Covalent conjugation significantly prolonged cell retention on the scaffolds, induced cells to spread along the direction of fibers and promoted cell differentiation, according to the researchers. 

They then assembled the NeuroRegen scaffold containing NPCs into a collagen conduit containing N3-labeled human astrocytes to form an engineered spinal-cord-like transplant. 

Based on the covalent recognition between N3-astrocytes and DBCO-modified nanoparticles, they delivered a neuroprotective agent, Edaravone, to attenuate oxidative stress after the implantation into SCI sites. They found that the implantation of an engineered spinal-cord-like transplant significantly promoted cell survival, neural regeneration, angiogenesis and locomotion function recovery in rats after SCI. 

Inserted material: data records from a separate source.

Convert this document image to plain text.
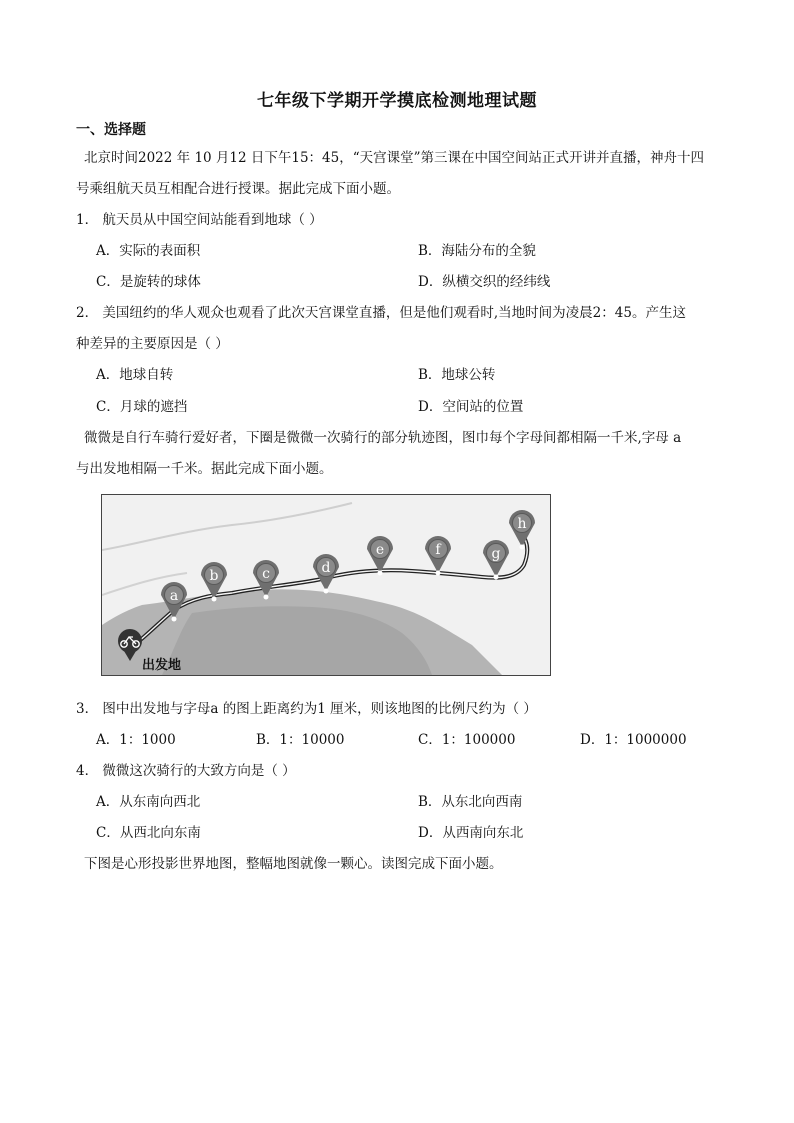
七年级下学期开学摸底检测地理试题
一、选择题
北京时间2022 年 10 月12 日下午15：45，“天宫课堂”第三课在中国空间站正式开讲并直播，神舟十四
号乘组航天员互相配合进行授课。据此完成下面小题。
1． 航天员从中国空间站能看到地球（ ）
A．实际的表面积	B．海陆分布的全貌
C．是旋转的球体	D．纵横交织的经纬线
2． 美国纽约的华人观众也观看了此次天宫课堂直播，但是他们观看时,当地时间为凌晨2：45。产生这
种差异的主要原因是（ ）
A．地球自转	B．地球公转
C．月球的遮挡	D．空间站的位置
微微是自行车骑行爱好者，下圈是微微一次骑行的部分轨迹图，图巾每个字母间都相隔一千米,字母 a
与出发地相隔一千米。据此完成下面小题。
a
b	c	d
e	f	g
h
出发地
3． 图中出发地与字母a 的图上距离约为1 厘米，则该地图的比例尺约为（ ）
A．1：1000	B．1：10000	C．1：100000	D．1：1000000
4． 微微这次骑行的大致方向是（ ）
A．从东南向西北	B．从东北向西南
C．从西北向东南	D．从西南向东北
下图是心形投影世界地图，整幅地图就像一颗心。读图完成下面小题。
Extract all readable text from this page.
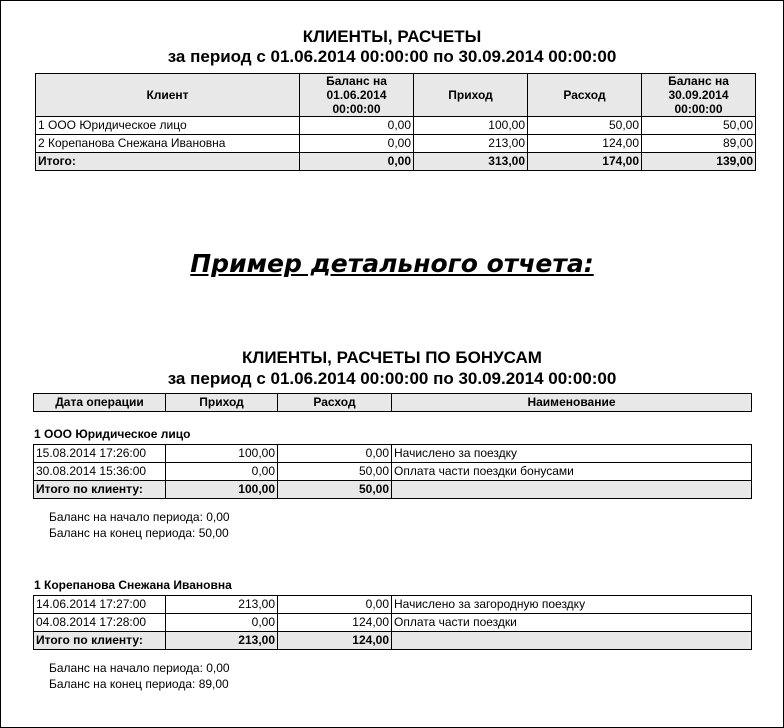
КЛИЕНТЫ, РАСЧЕТЫ
за период с 01.06.2014 00:00:00 по 30.09.2014 00:00:00
Клиент	Баланс на 01.06.2014 00:00:00	Приход	Расход	Баланс на 30.09.2014 00:00:00
1 ООО Юридическое лицо	0,00	100,00	50,00	50,00
2 Корепанова Снежана Ивановна	0,00	213,00	124,00	89,00
Итого:	0,00	313,00	174,00	139,00
Пример детального отчета:
КЛИЕНТЫ, РАСЧЕТЫ ПО БОНУСАМ
за период с 01.06.2014 00:00:00 по 30.09.2014 00:00:00
Дата операции	Приход	Расход	Наименование
1 ООО Юридическое лицо
15.08.2014 17:26:00	100,00	0,00	Начислено за поездку
30.08.2014 15:36:00	0,00	50,00	Оплата части поездки бонусами
Итого по клиенту:	100,00	50,00	
Баланс на начало периода: 0,00
Баланс на конец периода: 50,00
1 Корепанова Снежана Ивановна
14.06.2014 17:27:00	213,00	0,00	Начислено за загородную поездку
04.08.2014 17:28:00	0,00	124,00	Оплата части поездки
Итого по клиенту:	213,00	124,00	
Баланс на начало периода: 0,00
Баланс на конец периода: 89,00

The researchers have been dedicated to SCI repair research for more than 20 years. The NeuroRegen scaffold they developed has been effective in clinical trials involving more than 100 patients. To further improve the therapeutic effect, they are carrying out a spinal cord tissue engineering project based on the NeuroRegen scaffold. 

In order to select suitable seed cells for spinal cord tissue engineering, they have compared neural stem cells from different tissue origins and established a culture method for clinical-grade neural stem cells and astrocytes derived from human spinal cord tissue. 

Through their other research and the present study, they are striving to construct human spinal-cord-like tissues that can be used for human SCI therapy.